Şırnak’ta kömür ocağında meydana gelen göçüğe değinen Atalay, “Birkaç gün önce Şırnak’ta birilerinin kapalı dediği, birilerinin açık dediği ocakta 7 insanımız göz göre göre toprağın altında can verdiler. Onun öncesinde Siirt Madenköy’de oldu. Son 3 yılda Ermenek, Soma’da oldu.” dedi.

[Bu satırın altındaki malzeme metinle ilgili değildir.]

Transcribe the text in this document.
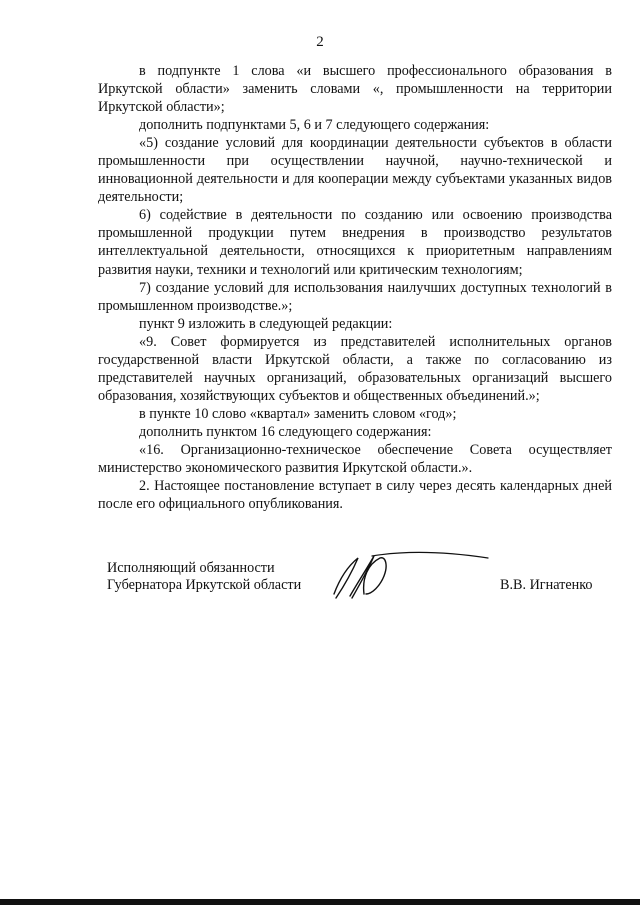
2

в подпункте 1 слова «и высшего профессионального образования в Иркутской области» заменить словами «, промышленности на территории Иркутской области»;

дополнить подпунктами 5, 6 и 7 следующего содержания:

«5) создание условий для координации деятельности субъектов в области промышленности при осуществлении научной, научно-технической и инновационной деятельности и для кооперации между субъектами указанных видов деятельности;

6) содействие в деятельности по созданию или освоению производства промышленной продукции путем внедрения в производство результатов интеллектуальной деятельности, относящихся к приоритетным направлениям развития науки, техники и технологий или критическим технологиям;

7) создание условий для использования наилучших доступных технологий в промышленном производстве.»;

пункт 9 изложить в следующей редакции:

«9. Совет формируется из представителей исполнительных органов государственной власти Иркутской области, а также по согласованию из представителей научных организаций, образовательных организаций высшего образования, хозяйствующих субъектов и общественных объединений.»;

в пункте 10 слово «квартал» заменить словом «год»;

дополнить пунктом 16 следующего содержания:

«16. Организационно-техническое обеспечение Совета осуществляет министерство экономического развития Иркутской области.».

2. Настоящее постановление вступает в силу через десять календарных дней после его официального опубликования.

Исполняющий обязанности
Губернатора Иркутской области	В.В. Игнатенко
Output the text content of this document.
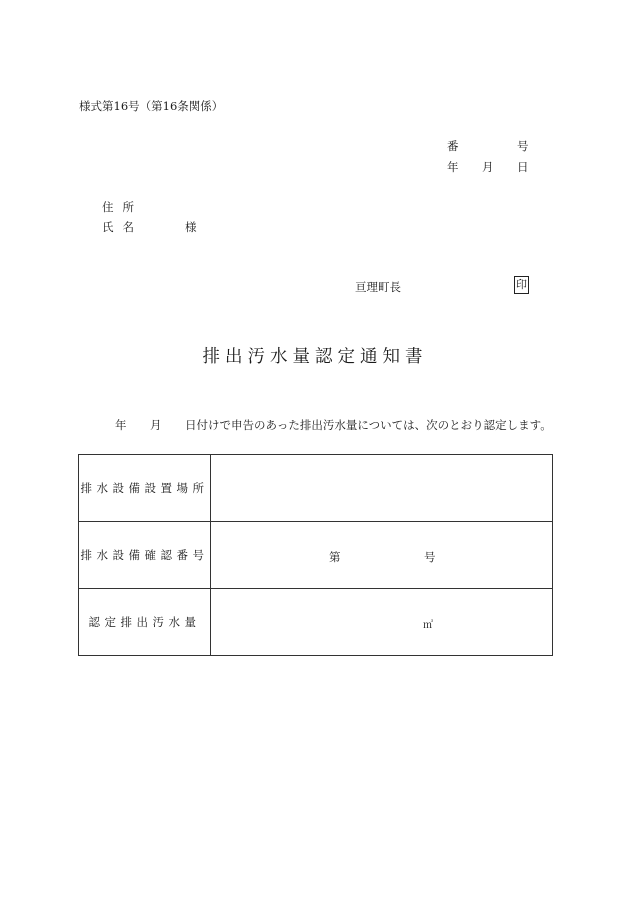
様式第16号（第16条関係）
番	号
年 月 日
住所
氏名	様
亘理町長	印
排出汚水量認定通知書
年 月 日付けで申告のあった排出汚水量については、次のとおり認定します。
排水設備設置場所	
排水設備確認番号	第 号

認定排出汚水量	㎥
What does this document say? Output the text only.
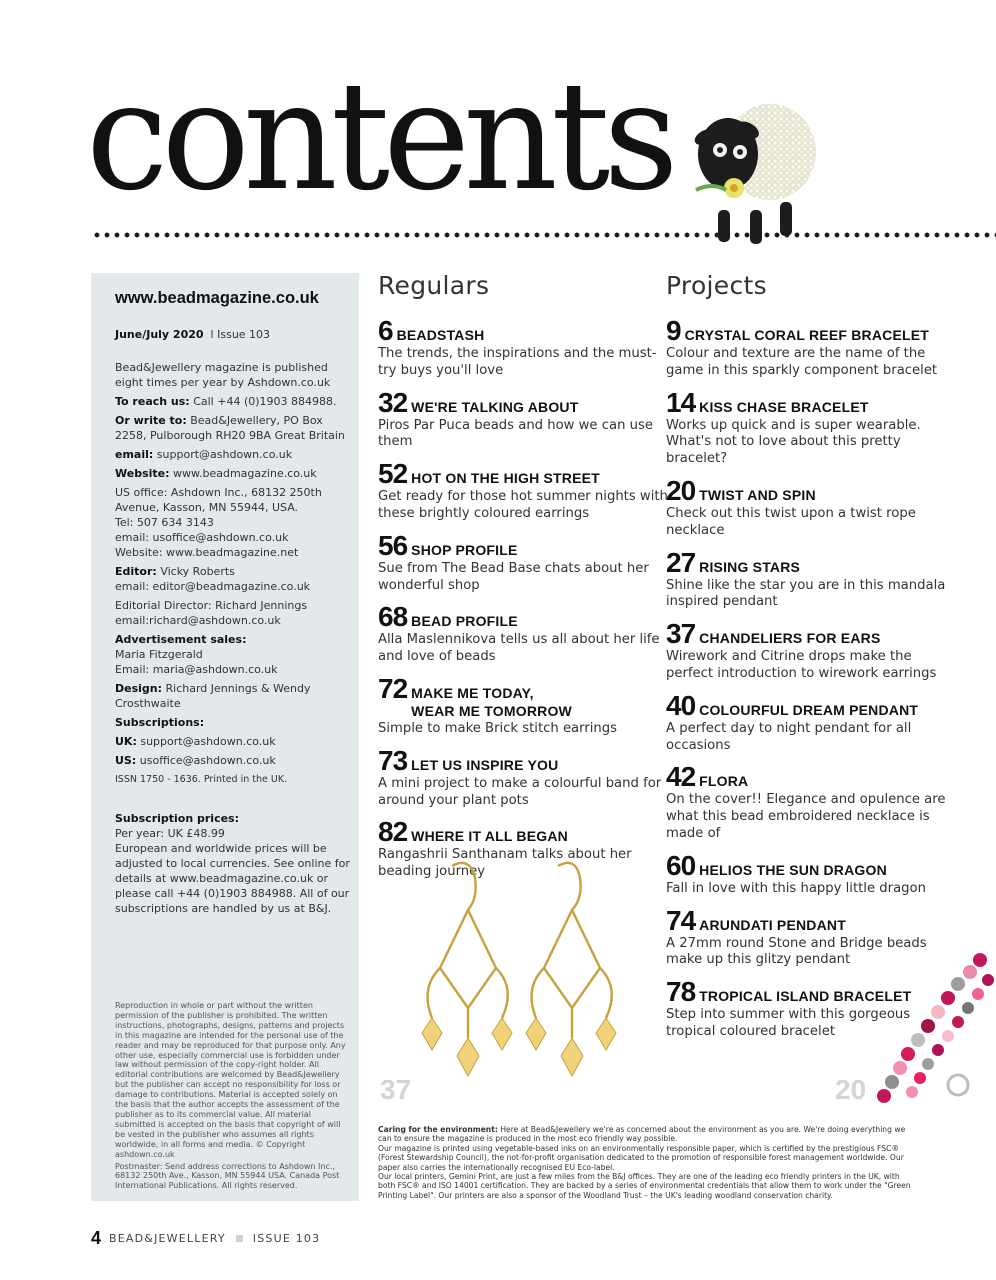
contents
www.beadmagazine.co.uk

June/July 2020 l Issue 103

Bead&Jewellery magazine is published eight times per year by Ashdown.co.uk

To reach us: Call +44 (0)1903 884988.

Or write to: Bead&Jewellery, PO Box 2258, Pulborough RH20 9BA Great Britain

email: support@ashdown.co.uk

Website: www.beadmagazine.co.uk

US office: Ashdown Inc., 68132 250th Avenue, Kasson, MN 55944, USA.
Tel: 507 634 3143
email: usoffice@ashdown.co.uk
Website: www.beadmagazine.net

Editor: Vicky Roberts
email: editor@beadmagazine.co.uk

Editorial Director: Richard Jennings
email:richard@ashdown.co.uk

Advertisement sales:
Maria Fitzgerald
Email: maria@ashdown.co.uk

Design: Richard Jennings & Wendy Crosthwaite

Subscriptions:

UK: support@ashdown.co.uk

US: usoffice@ashdown.co.uk

ISSN 1750 - 1636. Printed in the UK.

Subscription prices:

Per year: UK £48.99

European and worldwide prices will be adjusted to local currencies. See online for details at www.beadmagazine.co.uk or please call +44 (0)1903 884988. All of our subscriptions are handled by us at B&J.

Reproduction in whole or part without the written permission of the publisher is prohibited. The written instructions, photographs, designs, patterns and projects in this magazine are intended for the personal use of the reader and may be reproduced for that purpose only. Any other use, especially commercial use is forbidden under law without permission of the copy-right holder. All editorial contributions are welcomed by Bead&Jewellery but the publisher can accept no responsibility for loss or damage to contributions. Material is accepted solely on the basis that the author accepts the assessment of the publisher as to its commercial value. All material submitted is accepted on the basis that copyright of will be vested in the publisher who assumes all rights worldwide, in all forms and media. © Copyright ashdown.co.uk

Postmaster: Send address corrections to Ashdown Inc., 68132 250th Ave., Kasson, MN 55944 USA. Canada Post International Publications. All rights reserved.

Regulars
6 BEADSTASH
The trends, the inspirations and the must-try buys you'll love
32 WE'RE TALKING ABOUT
Piros Par Puca beads and how we can use them
52 HOT ON THE HIGH STREET
Get ready for those hot summer nights with these brightly coloured earrings
56 SHOP PROFILE
Sue from The Bead Base chats about her wonderful shop
68 BEAD PROFILE
Alla Maslennikova tells us all about her life and love of beads
72 MAKE ME TODAY,
WEAR ME TOMORROW
Simple to make Brick stitch earrings
73 LET US INSPIRE YOU
A mini project to make a colourful band for around your plant pots
82 WHERE IT ALL BEGAN
Rangashrii Santhanam talks about her beading journey
Projects
9 CRYSTAL CORAL REEF BRACELET
Colour and texture are the name of the game in this sparkly component bracelet
14 KISS CHASE BRACELET
Works up quick and is super wearable. What's not to love about this pretty bracelet?
20 TWIST AND SPIN
Check out this twist upon a twist rope necklace
27 RISING STARS
Shine like the star you are in this mandala inspired pendant
37 CHANDELIERS FOR EARS
Wirework and Citrine drops make the perfect introduction to wirework earrings
40 COLOURFUL DREAM PENDANT
A perfect day to night pendant for all occasions
42 FLORA
On the cover!! Elegance and opulence are what this bead embroidered necklace is made of
60 HELIOS THE SUN DRAGON
Fall in love with this happy little dragon
74 ARUNDATI PENDANT
A 27mm round Stone and Bridge beads make up this glitzy pendant
78 TROPICAL ISLAND BRACELET
Step into summer with this gorgeous tropical coloured bracelet
37	20

Caring for the environment: Here at Bead&Jewellery we're as concerned about the environment as you are. We're doing everything we can to ensure the magazine is produced in the most eco friendly way possible.

Our magazine is printed using vegetable-based inks on an environmentally responsible paper, which is certified by the prestigious FSC® (Forest Stewardship Council), the not-for-profit organisation dedicated to the promotion of responsible forest management worldwide. Our paper also carries the internationally recognised EU Eco-label.

Our local printers, Gemini Print, are just a few miles from the B&J offices. They are one of the leading eco friendly printers in the UK, with both FSC® and ISO 14001 certification. They are backed by a series of environmental credentials that allow them to work under the "Green Printing Label". Our printers are also a sponsor of the Woodland Trust – the UK's leading woodland conservation charity.

4 BEAD&JEWELLERY ISSUE 103
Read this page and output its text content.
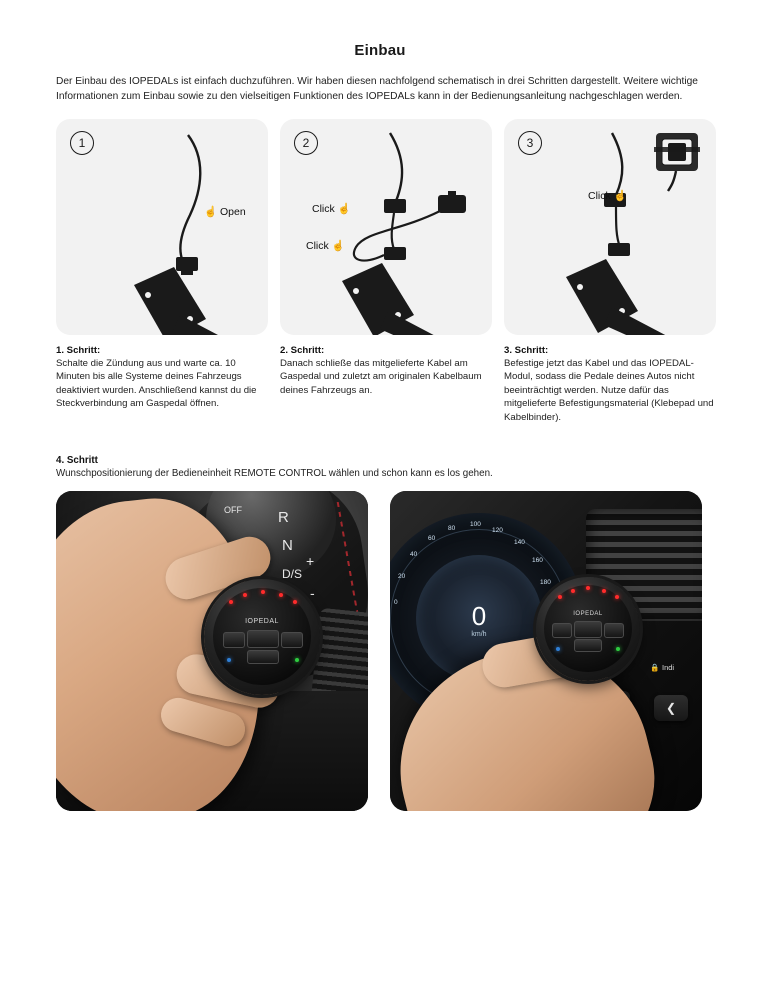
Einbau
Der Einbau des IOPEDALs ist einfach duchzuführen. Wir haben diesen nachfolgend schematisch in drei Schritten dargestellt. Weitere wichtige Informationen zum Einbau sowie zu den vielseitigen Funktionen des IOPEDALs kann in der Bedienungsanleitung nachgeschlagen werden.
1
☝ Open
1. Schritt:
Schalte die Zündung aus und warte ca. 10 Minuten bis alle Systeme deines Fahrzeugs deaktiviert wurden. Anschließend kannst du die Steckverbindung am Gaspedal öffnen.
2
Click ☝
Click ☝
2. Schritt:
Danach schließe das mitgelieferte Kabel am Gaspedal und zuletzt am originalen Kabelbaum deines Fahrzeugs an.
3
Click ☝
3. Schritt:
Befestige jetzt das Kabel und das IOPEDAL-Modul, sodass die Pedale deines Autos nicht beeinträchtigt werden. Nutze dafür das mitgelieferte Befestigungsmaterial (Klebepad und Kabelbinder).
4. Schritt
Wunschpositionierung der Bedieneinheit REMOTE CONTROL wählen und schon kann es los gehen.
OFF R
N
+
D/S
-
IOPEDAL
100
80
60
40
20
0
120
140
160
180
0
km/h
❮
🔒 Indi
IOPEDAL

ATALAY, günde ortalama 200 bin kişinin madenlerde çalıştığını vurgulayarak şunları kaydetti:
“Bunların 130 bini kömür madeninde, geri kalanı mermer, bakır, altın ve kumda çalışıyor. 200 bin kişinin bu işlerle ilgilendiği, çalıştığı bir ortamda dünyanın en geri kalmış ülkesinde bile günde 10 işçi iş kazasına, iş cinayetine kurban gitmiyor. İnsanları yaşatmakla ilgili devlet çalışma yapmak durumunda. İşçi Sağlığı İş Güvenliği gibi mükemmel bir kanun yapıldı. Kanunu uygulamazsanız bu kanunun bir önemi kalmıyor. Onun için birinci önceliğimiz imkan varsa kazalarla ilgili sayıyı sıfıra indirmek, imkanlar nisbetinde de ne kadar düşürebiliyorsak bunu aşağıya çekmek. Ağır yaptırımlar uygulamalı. Birisi kapalı ocağı çalıştırıp da orada insanlar ölüyorsa ha silahla, ha ocakta insanların ölmesine sebep olmuşsun. Bununla ilgili biz üzerimize düşeni yapmakla mükellefiz.” dedi.
Düzenlenen toplantıya üyelerimizde katıldı.